Out of the 62 ransomware families found active in 2016, security firm Kaspersky Lab says that 47 of these strains contained artifacts that allowed attribution to Russian-speaking criminals.
That means that 75% of all the ransomware families active during the past year were developed by a Russian-speaking coder, most likely hiding in one of the former Soviet states.
Clues included source code snippets, C&C server URLs, ads on underground forums, and more.
The proliferation of ransomware cybercrime operations in Russia was also helped by the myth that Russian authorities won't go after Russian hackers if they don't attack Russian users.
That's why, in most cases, you'll see ransomware variants that will refuse to execute if the local keyboard or language settings are set in Russian or for other neighboring countries, former members of the USSR.

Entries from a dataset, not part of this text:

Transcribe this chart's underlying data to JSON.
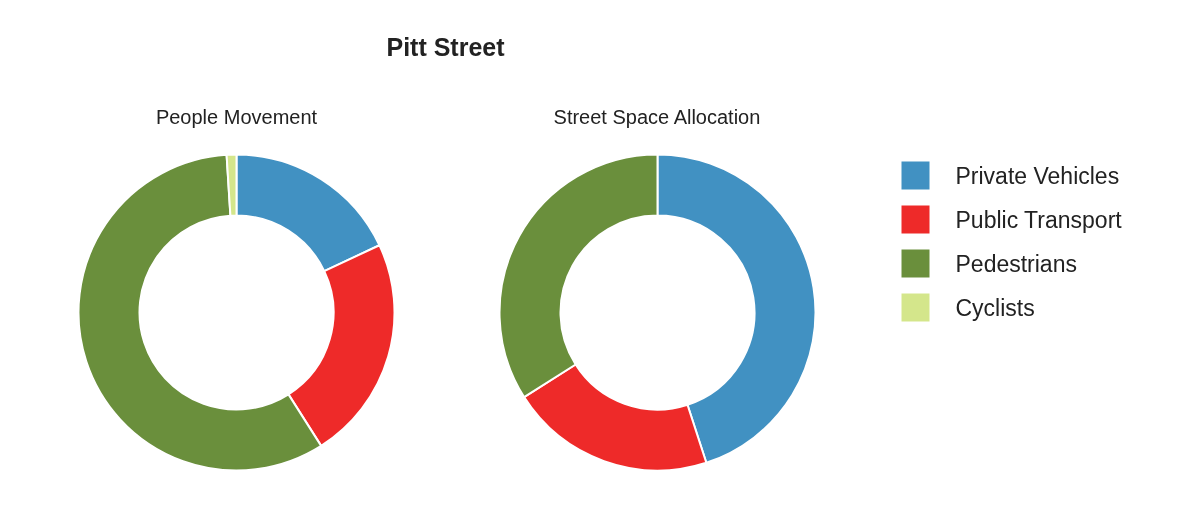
{
  "chart_data": [
    {
      "type": "donut",
      "title": "Pitt Street",
      "subtitle": "People Movement",
      "categories": [
        "Private Vehicles",
        "Public Transport",
        "Pedestrians",
        "Cyclists"
      ],
      "values": [
        18,
        23,
        58,
        1
      ],
      "colors": [
        "#4191c2",
        "#ee2a29",
        "#6a8f3c",
        "#d4e68b"
      ],
      "legend": "right"
    },
    {
      "type": "donut",
      "subtitle": "Street Space Allocation",
      "categories": [
        null,
        null,
        null,
        null
      ],
      "values": [
        45,
        21,
        34,
        0
      ],
      "colors": [
        "#4191c2",
        "#ee2a29",
        "#6a8f3c",
        "#d4e68b"
      ]
    }
  ]
}
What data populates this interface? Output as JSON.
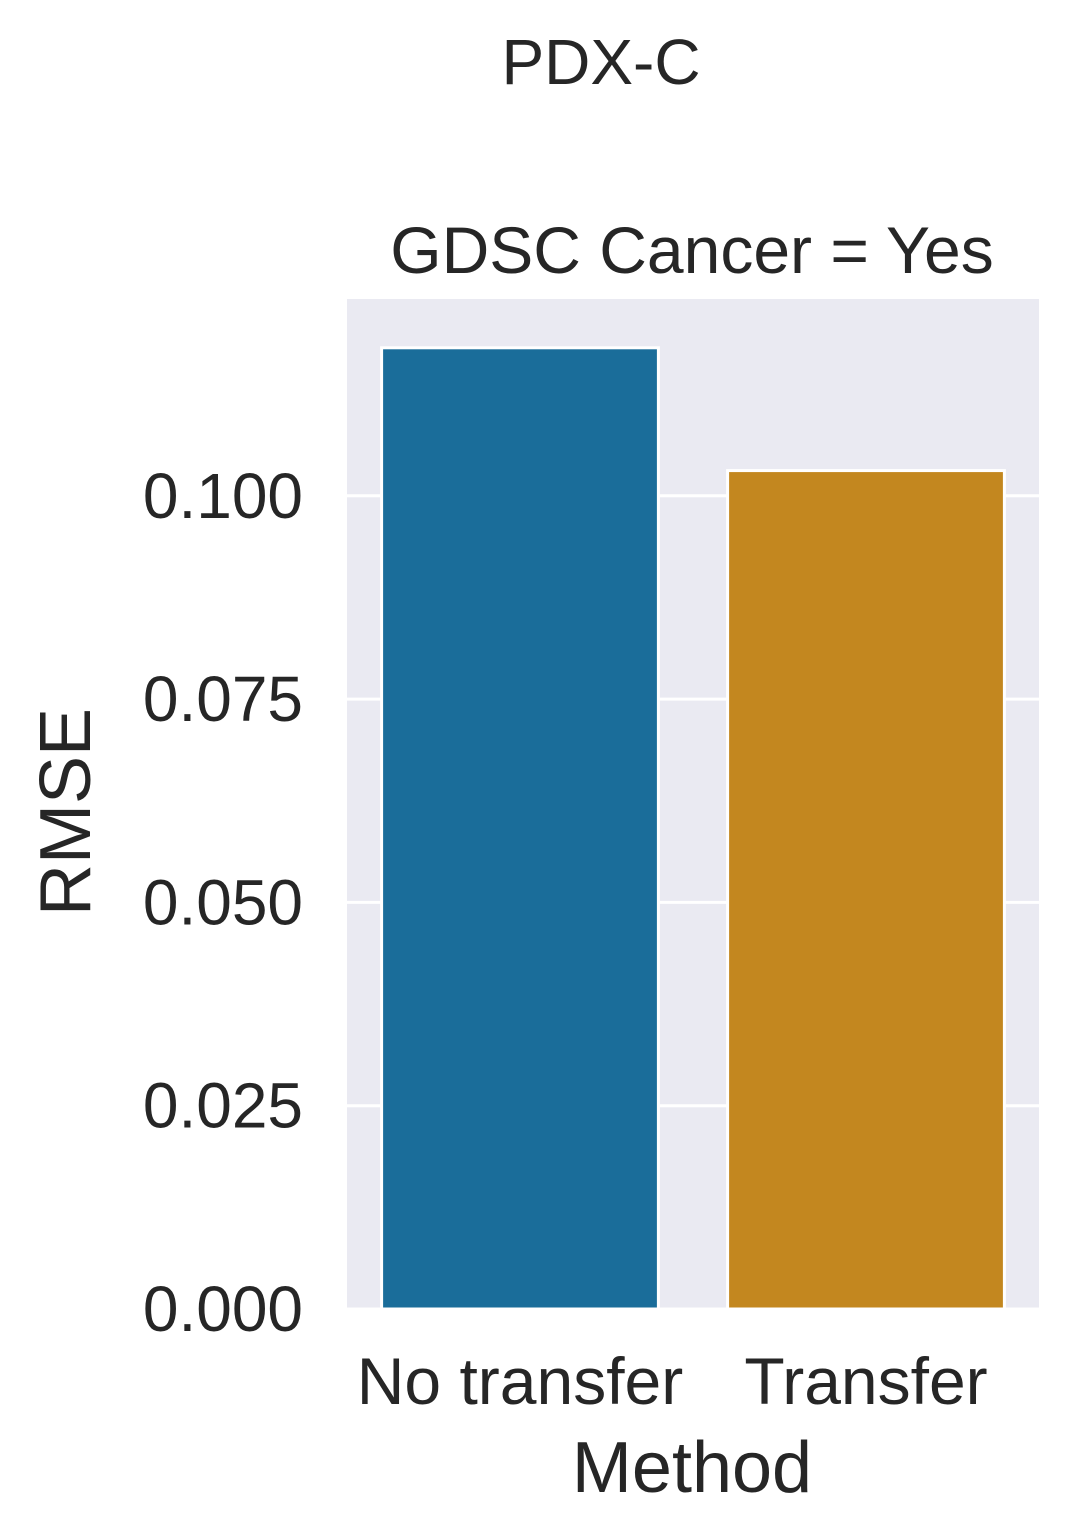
{
  "chart_data": {
    "type": "bar",
    "suptitle": "PDX-C",
    "title": "GDSC Cancer = Yes",
    "xlabel": "Method",
    "ylabel": "RMSE",
    "categories": [
      "No transfer",
      "Transfer"
    ],
    "values": [
      0.1182,
      0.1031
    ],
    "colors": [
      "#1a6d9a",
      "#c3871f"
    ],
    "ylim": [
      0,
      0.1242
    ],
    "yticks": [
      0.0,
      0.025,
      0.05,
      0.075,
      0.1
    ],
    "ytick_labels": [
      "0.000",
      "0.025",
      "0.050",
      "0.075",
      "0.100"
    ],
    "grid": true,
    "legend": "none",
    "background_color": "#eaeaf2",
    "grid_color": "#ffffff"
  }
}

According to telemetry recorded by Kaspersky Lab security products, ransomware has grown tremendously in the past year.
The Russian antivirus maker says that the frequency of ransomware attacks has intensified during the past year from one at every 20 seconds to one at 10 seconds towards the end of the year, with businesses being hit every 40 seconds.

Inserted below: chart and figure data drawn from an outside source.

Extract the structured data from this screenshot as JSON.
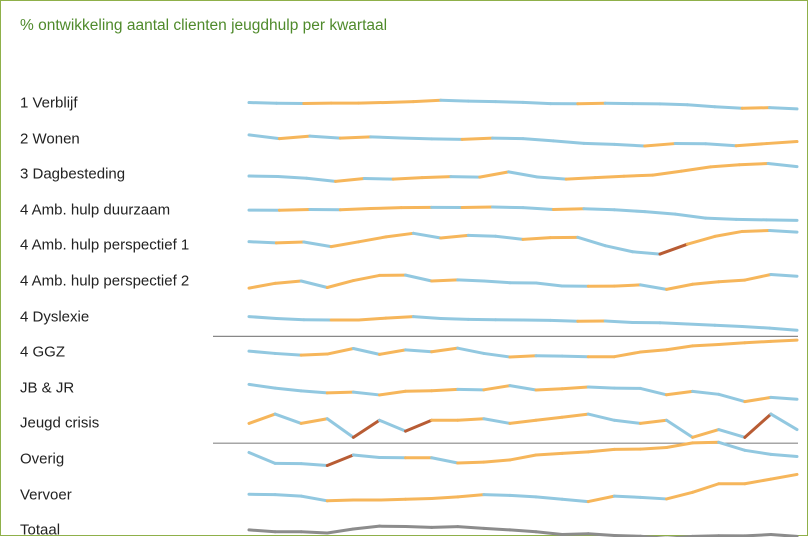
{
  "chart_data": {
    "type": "line",
    "title": "% ontwikkeling aantal clienten jeugdhulp per kwartaal",
    "xlabel": "",
    "ylabel": "",
    "grid": false,
    "legend": "none",
    "colors": {
      "increase": "#f6b65b",
      "decrease": "#92c8e0",
      "strong_increase": "#b85c34",
      "totaal": "#8c8c8c",
      "frame": "#8fb04a",
      "title": "#4f8a2b",
      "separator": "#888888"
    },
    "group_separators_after": [
      "4 Dyslexie",
      "Jeugd crisis"
    ],
    "series": [
      {
        "name": "1 Verblijf",
        "values": [
          0.3,
          -0.2,
          -0.3,
          -0.1,
          -0.05,
          0.35,
          0.85,
          1.8,
          1.2,
          0.9,
          0.4,
          -0.4,
          -0.5,
          -0.2,
          -0.4,
          -0.6,
          -1.1,
          -2.4,
          -3.4,
          -3.0,
          -3.8
        ]
      },
      {
        "name": "2 Wonen",
        "values": [
          2.4,
          0.0,
          1.6,
          0.3,
          1.1,
          0.4,
          -0.2,
          -0.5,
          0.3,
          0.0,
          -1.5,
          -3.1,
          -3.7,
          -4.8,
          -3.2,
          -3.3,
          -4.6,
          -3.2,
          -1.9
        ]
      },
      {
        "name": "3 Dagbesteding",
        "values": [
          -1.2,
          -1.5,
          -2.6,
          -4.6,
          -2.8,
          -3.2,
          -2.2,
          -1.6,
          -1.9,
          1.5,
          -1.8,
          -3.2,
          -2.2,
          -1.3,
          -0.6,
          2.0,
          4.7,
          6.1,
          6.9,
          4.9
        ]
      },
      {
        "name": "4 Amb. hulp duurzaam",
        "values": [
          -0.2,
          -0.3,
          0.2,
          0.0,
          0.8,
          1.4,
          1.6,
          1.5,
          1.8,
          1.4,
          0.2,
          0.7,
          0.0,
          -1.2,
          -2.8,
          -5.4,
          -6.2,
          -6.5,
          -6.8
        ]
      },
      {
        "name": "4 Amb. hulp perspectief 1",
        "values": [
          2.4,
          1.6,
          2.2,
          -0.8,
          2.3,
          5.5,
          7.8,
          4.8,
          6.5,
          5.9,
          3.9,
          5.0,
          5.2,
          -0.2,
          -4.1,
          -5.6,
          0.8,
          5.8,
          9.0,
          9.6,
          8.6
        ]
      },
      {
        "name": "4 Amb. hulp perspectief 2",
        "values": [
          -4.6,
          -1.5,
          0.0,
          -4.2,
          0.3,
          3.6,
          3.8,
          0.0,
          0.7,
          0.0,
          -1.1,
          -1.3,
          -3.2,
          -3.4,
          -3.3,
          -2.5,
          -5.4,
          -2.1,
          -0.5,
          0.6,
          4.2,
          3.1
        ]
      },
      {
        "name": "4 Dyslexie",
        "values": [
          0.0,
          -1.2,
          -2.0,
          -2.2,
          -2.2,
          -1.0,
          0.0,
          -1.2,
          -1.8,
          -2.0,
          -2.2,
          -2.4,
          -3.0,
          -2.8,
          -3.8,
          -4.0,
          -4.8,
          -5.6,
          -6.4,
          -7.4,
          -8.8
        ]
      },
      {
        "name": "4 GGZ",
        "values": [
          0.7,
          -0.8,
          -1.9,
          -1.2,
          2.4,
          -1.4,
          1.5,
          0.3,
          2.6,
          -0.8,
          -3.1,
          -2.3,
          -2.5,
          -2.9,
          -2.9,
          0.1,
          1.6,
          4.1,
          5.0,
          6.1,
          7.0,
          7.8
        ]
      },
      {
        "name": "JB & JR",
        "values": [
          2.2,
          -0.2,
          -2.0,
          -3.3,
          -2.8,
          -4.6,
          -2.2,
          -1.9,
          -1.0,
          -1.3,
          1.4,
          -1.4,
          -0.6,
          0.5,
          -0.2,
          -0.4,
          -4.5,
          -2.3,
          -4.2,
          -8.9,
          -6.2,
          -7.4
        ]
      },
      {
        "name": "Jeugd crisis",
        "values": [
          0.0,
          6.0,
          0.0,
          3.0,
          -9.0,
          2.0,
          -5.0,
          2.0,
          2.0,
          3.0,
          0.0,
          2.0,
          4.0,
          6.0,
          2.0,
          0.0,
          2.0,
          -9.0,
          -4.0,
          -9.0,
          6.0,
          -4.0
        ]
      },
      {
        "name": "Overig",
        "values": [
          4.2,
          -2.8,
          -3.0,
          -4.2,
          2.6,
          1.0,
          0.8,
          0.8,
          -2.6,
          -2.0,
          -0.6,
          2.6,
          3.6,
          4.6,
          6.2,
          6.4,
          7.4,
          10.4,
          10.8,
          5.6,
          3.0,
          1.6
        ]
      },
      {
        "name": "Vervoer",
        "values": [
          0.2,
          0.0,
          -1.0,
          -4.0,
          -3.5,
          -3.5,
          -3.0,
          -2.5,
          -1.5,
          0.0,
          -0.5,
          -1.5,
          -3.0,
          -4.5,
          -1.0,
          -1.8,
          -2.8,
          1.5,
          7.0,
          7.0,
          10.0,
          13.0
        ]
      },
      {
        "name": "Totaal",
        "values": [
          0.2,
          -1.0,
          -1.0,
          -1.8,
          0.8,
          2.6,
          2.4,
          1.8,
          2.3,
          1.2,
          0.2,
          -1.0,
          -2.8,
          -2.3,
          -3.4,
          -3.9,
          -5.2,
          -4.0,
          -3.6,
          -3.7,
          -2.8,
          -4.0
        ]
      }
    ]
  }
}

In fact, experts noticed a recent trend of ransomware authors moving away from classic mass-spamming of random users to targeted attacks against high-value enterprises. One such ransomware gang is the group behind the Crysis ransomware, who's been recently using RDP brute-force attacks to infect large organizations. In the past six months, this group's activity has more than doubled, according to security firm Trend Micro.
In total, only the company's security products picked up attacks on 1,445,434 users worldwide, albeit not all were successful, and the number might be higher if we count data from other security vendors.

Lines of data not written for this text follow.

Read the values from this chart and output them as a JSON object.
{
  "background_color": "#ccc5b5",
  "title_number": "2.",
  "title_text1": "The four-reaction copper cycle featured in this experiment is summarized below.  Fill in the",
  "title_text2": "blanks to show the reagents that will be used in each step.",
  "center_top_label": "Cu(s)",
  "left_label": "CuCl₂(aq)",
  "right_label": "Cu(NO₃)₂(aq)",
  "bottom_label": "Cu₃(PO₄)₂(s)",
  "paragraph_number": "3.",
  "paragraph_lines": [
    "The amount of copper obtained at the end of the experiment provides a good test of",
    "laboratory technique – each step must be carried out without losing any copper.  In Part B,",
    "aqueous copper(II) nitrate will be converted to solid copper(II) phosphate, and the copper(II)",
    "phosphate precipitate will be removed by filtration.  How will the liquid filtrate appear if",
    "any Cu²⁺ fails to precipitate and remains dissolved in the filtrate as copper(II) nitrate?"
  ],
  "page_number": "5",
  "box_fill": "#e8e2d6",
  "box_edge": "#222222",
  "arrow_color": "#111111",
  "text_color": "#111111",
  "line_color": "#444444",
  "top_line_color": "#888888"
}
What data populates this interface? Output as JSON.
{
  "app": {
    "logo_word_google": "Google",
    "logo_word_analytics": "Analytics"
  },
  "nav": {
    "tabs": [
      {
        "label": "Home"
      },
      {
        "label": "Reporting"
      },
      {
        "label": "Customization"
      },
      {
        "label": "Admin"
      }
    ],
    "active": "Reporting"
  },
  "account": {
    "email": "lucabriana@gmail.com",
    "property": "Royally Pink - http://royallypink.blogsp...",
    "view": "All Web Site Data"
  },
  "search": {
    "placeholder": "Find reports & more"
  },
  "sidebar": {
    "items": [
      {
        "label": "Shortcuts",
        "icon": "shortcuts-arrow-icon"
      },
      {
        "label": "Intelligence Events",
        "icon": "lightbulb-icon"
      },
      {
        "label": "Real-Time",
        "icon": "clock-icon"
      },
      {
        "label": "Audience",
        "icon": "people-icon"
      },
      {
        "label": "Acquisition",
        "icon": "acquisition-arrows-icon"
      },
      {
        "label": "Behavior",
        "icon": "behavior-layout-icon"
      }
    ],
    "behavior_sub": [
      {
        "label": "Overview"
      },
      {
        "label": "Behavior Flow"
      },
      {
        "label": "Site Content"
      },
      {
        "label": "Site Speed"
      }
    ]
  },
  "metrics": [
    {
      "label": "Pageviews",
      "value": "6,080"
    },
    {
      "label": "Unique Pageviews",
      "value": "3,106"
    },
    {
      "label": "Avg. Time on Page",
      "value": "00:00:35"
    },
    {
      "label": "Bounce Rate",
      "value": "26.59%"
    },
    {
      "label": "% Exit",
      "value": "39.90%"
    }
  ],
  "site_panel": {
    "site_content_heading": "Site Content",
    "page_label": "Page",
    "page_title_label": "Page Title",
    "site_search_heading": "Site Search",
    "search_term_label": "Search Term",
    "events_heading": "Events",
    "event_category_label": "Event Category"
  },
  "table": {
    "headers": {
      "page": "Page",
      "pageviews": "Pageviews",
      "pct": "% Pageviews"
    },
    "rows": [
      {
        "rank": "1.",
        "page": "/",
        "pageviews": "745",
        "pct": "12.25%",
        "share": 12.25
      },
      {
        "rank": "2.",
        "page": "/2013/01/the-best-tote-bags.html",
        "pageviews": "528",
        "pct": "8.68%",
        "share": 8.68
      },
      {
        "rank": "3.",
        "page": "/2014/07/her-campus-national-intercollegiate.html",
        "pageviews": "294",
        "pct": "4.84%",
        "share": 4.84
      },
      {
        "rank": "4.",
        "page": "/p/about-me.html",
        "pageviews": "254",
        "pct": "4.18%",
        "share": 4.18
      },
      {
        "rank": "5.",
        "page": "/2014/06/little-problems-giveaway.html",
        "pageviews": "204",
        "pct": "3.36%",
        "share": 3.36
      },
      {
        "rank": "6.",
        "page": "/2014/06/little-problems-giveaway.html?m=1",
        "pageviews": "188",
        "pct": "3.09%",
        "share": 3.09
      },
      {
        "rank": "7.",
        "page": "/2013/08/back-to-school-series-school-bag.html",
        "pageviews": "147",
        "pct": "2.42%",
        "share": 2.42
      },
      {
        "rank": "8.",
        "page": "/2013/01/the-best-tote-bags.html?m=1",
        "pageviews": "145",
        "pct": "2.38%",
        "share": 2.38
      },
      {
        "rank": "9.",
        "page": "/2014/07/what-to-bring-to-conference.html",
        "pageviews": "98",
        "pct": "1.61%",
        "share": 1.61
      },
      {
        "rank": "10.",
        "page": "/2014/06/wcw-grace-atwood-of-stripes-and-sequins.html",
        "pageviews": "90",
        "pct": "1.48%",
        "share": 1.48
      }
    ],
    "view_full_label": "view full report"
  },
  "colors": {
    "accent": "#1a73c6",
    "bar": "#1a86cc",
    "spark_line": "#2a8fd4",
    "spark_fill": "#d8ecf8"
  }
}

Additionally, even if only 62 different ransomware strains were active in 2016, researchers detected 32,091 different variations of this small number of ransomware families, making quick detection of known threats even harder.
Contributing to the growing popularity of ransomware attacks is the fact that some cybercrime groups behind these threats have branched out into new operations, such as renting their infrastructure to others.
Called Ransomware-as-a-Service, or RaaS, these operations automate the process of assembling a custom ransomware version (via a builder) and collecting money from users via proxy transactions (victim pays the RaaS, which sends the renter his cut).
The only thing renters must do is to find a way to deliver the ransomware to victims. This isn't as complicated as you'd think since there are also email spamming services and exploit kits that crooks can rent and spread their ransomware without ever having to know how a browser exploit or email server even works.
Overall, the technical skills needed to start a ransomware operation have gone down in 2016.
Kaspersky anticipates that ransomware operations will continue to grow, as more cybercrime groups will be drawn into the market by the earnings they could make.
The security firm estimates that currently, ransomware groups get to keep around 60% of all the money they make, which is huge profit margin, one that's likely to keep the ransomware wave rolling in 2017.